Dışarıda, RTÜK’ten kimi TV kanallarına ceza yağdırıldığını ya da yazılarınızda “onların ismini nasıl anarsın” diye linç yediğinizi de biliyorum.
Dermanın dehşete teslim olmamak olduğunu bildiğinizi de biliyorum.
Biz sizi izleyemiyoruz, lakin siz bizi izleyebilirsiniz.
Sizi bir duruşmamızı izlemek üzere Ankara Sincan’da görülen davamızın devasa duruşma salonuna davet ediyorum.

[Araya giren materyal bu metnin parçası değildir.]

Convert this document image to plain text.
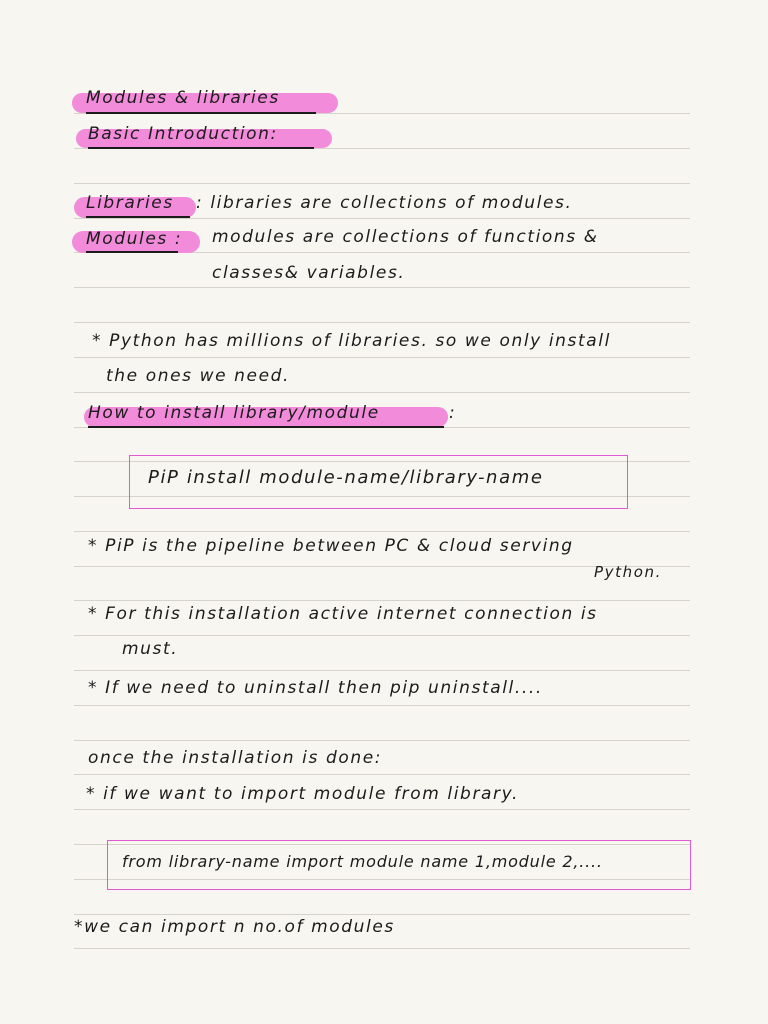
Modules & libraries
Basic Introduction:
Libraries : libraries are collections of modules.
Modules : modules are collections of functions &
classes& variables.
* Python has millions of libraries. so we only install
the ones we need.
How to install library/module	:
PiP install module-name/library-name
* PiP is the pipeline between PC & cloud serving
Python.
* For this installation active internet connection is
must.
* If we need to uninstall then pip uninstall....
once the installation is done:
* if we want to import module from library.
from library-name import module name 1,module 2,....
*we can import n no.of modules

Her duruşmanın, hakkımızda siyasi karar verilene kadar nasıl bir oyalamaca haline getirildiğini lütfen gelin ve gözlerinizle görün.
Kararı mahkemelerde değil, siyasi iktidarca belirlenen Kobani davası ve emsal davalar için şuurlu olarak kriminalize edilerek oluşturulan önyargıyı kırmamıza objektif haber ve yayınlarınızla takviye olmanızı dilerim.
Özgür günlere daima bir arada ulaşabilmek dileğiyle.”
Bircan Yorulmaz
Sincan Bayan Kapalı C.İ.K. G 4 Koğuşu Ankara
13. Duruşma Günleri: 30-31 Mayıs-2-3-6-7-9-10 Haziran 2022
Duruşma Yeri: Ankara 22. Ağır Ceza Mahkemesi Sincan Ceza İnfaz Kurumu Yerleşkesi Salon: 1
Bircan Yorulmaz kimdir?
2 Ekim 2020’den bu yana Sincan Bayan Hapishanesinde mahpus, Kobani davasında yargılanıyor. Siyasetçi. bianet’te tiyatro üzerine yazdı. Tutuklanmadan evvel müzik yorumcularının telif hakları üzerine çalışıyordu. Açık Radyo’da Kulis Sesleri programını yaptı. Tiyatro ve sinema ile ilgileniyor.